The most common reason for transfusing red blood cells to premature babies is anemia while they’re on breathing support. Platelets are transfused when counts drop dangerously low, and plasma and a clotting product called cryoprecipitate are primarily reserved for infants who are actively bleeding.

Childbirth Complications

Postpartum hemorrhage, or severe bleeding after delivery, remains one of the leading causes of maternal death worldwide. When a mother loses a dangerous volume of blood during or after childbirth, transfusion can be lifesaving. The World Health Organization recommends blood transfusion as a key intervention to stabilize women with ongoing hemorrhage. Mothers who become severely anemic may also need intravenous iron treatments after hemorrhage or when oral supplements aren’t effective.

Burn Patients

Severe burns destroy large areas of skin and cause massive fluid loss, making plasma the most critical blood product for these patients. Plasma helps restore blood volume and provides clotting proteins that prevent further bleeding. Pediatric burn patients receive a median of 2.5 units of plasma during resuscitation, though adults with extensive burns can require significantly more. One study of adult burn patients found an average of 11.4 units of plasma per patient. The amount scales with the percentage of the body that’s burned.

Medicines Made From Plasma

Not all donated plasma goes directly into patients. A significant portion is sent to pharmaceutical manufacturers who extract specific proteins to create medicines used by millions of people. The three most important products are albumin, clotting factor concentrates, and immunoglobulin therapies.

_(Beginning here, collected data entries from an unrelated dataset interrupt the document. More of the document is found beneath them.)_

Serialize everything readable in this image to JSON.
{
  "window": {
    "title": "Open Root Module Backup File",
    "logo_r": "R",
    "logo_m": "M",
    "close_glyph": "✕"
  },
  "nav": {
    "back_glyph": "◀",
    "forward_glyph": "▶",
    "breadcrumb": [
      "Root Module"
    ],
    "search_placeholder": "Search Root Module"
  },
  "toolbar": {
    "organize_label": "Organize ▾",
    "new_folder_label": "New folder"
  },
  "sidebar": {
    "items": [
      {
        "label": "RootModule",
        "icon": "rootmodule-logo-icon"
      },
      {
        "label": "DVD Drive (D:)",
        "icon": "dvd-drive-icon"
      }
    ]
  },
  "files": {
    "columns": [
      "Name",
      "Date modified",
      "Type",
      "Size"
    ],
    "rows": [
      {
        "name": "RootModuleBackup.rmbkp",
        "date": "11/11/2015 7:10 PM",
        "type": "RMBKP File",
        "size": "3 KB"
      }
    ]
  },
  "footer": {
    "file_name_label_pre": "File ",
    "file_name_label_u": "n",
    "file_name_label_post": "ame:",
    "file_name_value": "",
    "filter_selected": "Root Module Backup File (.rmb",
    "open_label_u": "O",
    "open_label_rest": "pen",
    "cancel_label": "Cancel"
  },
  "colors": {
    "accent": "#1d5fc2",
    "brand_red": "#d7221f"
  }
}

Albumin, the most abundant protein in blood, is used to treat patients with liver failure, severe burns, and dangerously low blood pressure. Clotting factor concentrates, particularly factor VIII, transformed the treatment of hemophilia A from a life-limiting condition into a manageable one. Before these concentrates became available, people with hemophilia had little effective treatment for their uncontrolled bleeding episodes.

Immunoglobulin therapy has become one of the biggest drivers of plasma demand. These concentrated antibody solutions are used in two very different ways: replacing missing antibodies in people with immune deficiencies, and, at higher doses, treating autoimmune conditions where the immune system attacks the body’s own tissues. Approved uses include Guillain-BarrĂ© syndrome (a condition where the immune system damages nerves), Kawasaki disease in children, a bleeding disorder called immune thrombocytopenic purpura, and chronic inflammatory nerve diseases. The growing list of autoimmune conditions treated with immunoglobulin therapy is a major reason why demand for donated plasma continues to rise.

Why Supply Is a Constant Challenge

The combination of short shelf lives, unpredictable demand from trauma and emergencies, and steady consumption by cancer and chronic disease patients means blood banks operate with thin margins. Platelets are the most precarious component, lasting only about five days before they expire. Red blood cells last longer at roughly six weeks, but even that window is tight when a single leukemia patient might need dozens of units over a treatment course. The daily requirement of 29,000 units of red blood cells in the U.S. represents a supply chain that must be continuously replenished, with no synthetic substitute yet available for most blood components.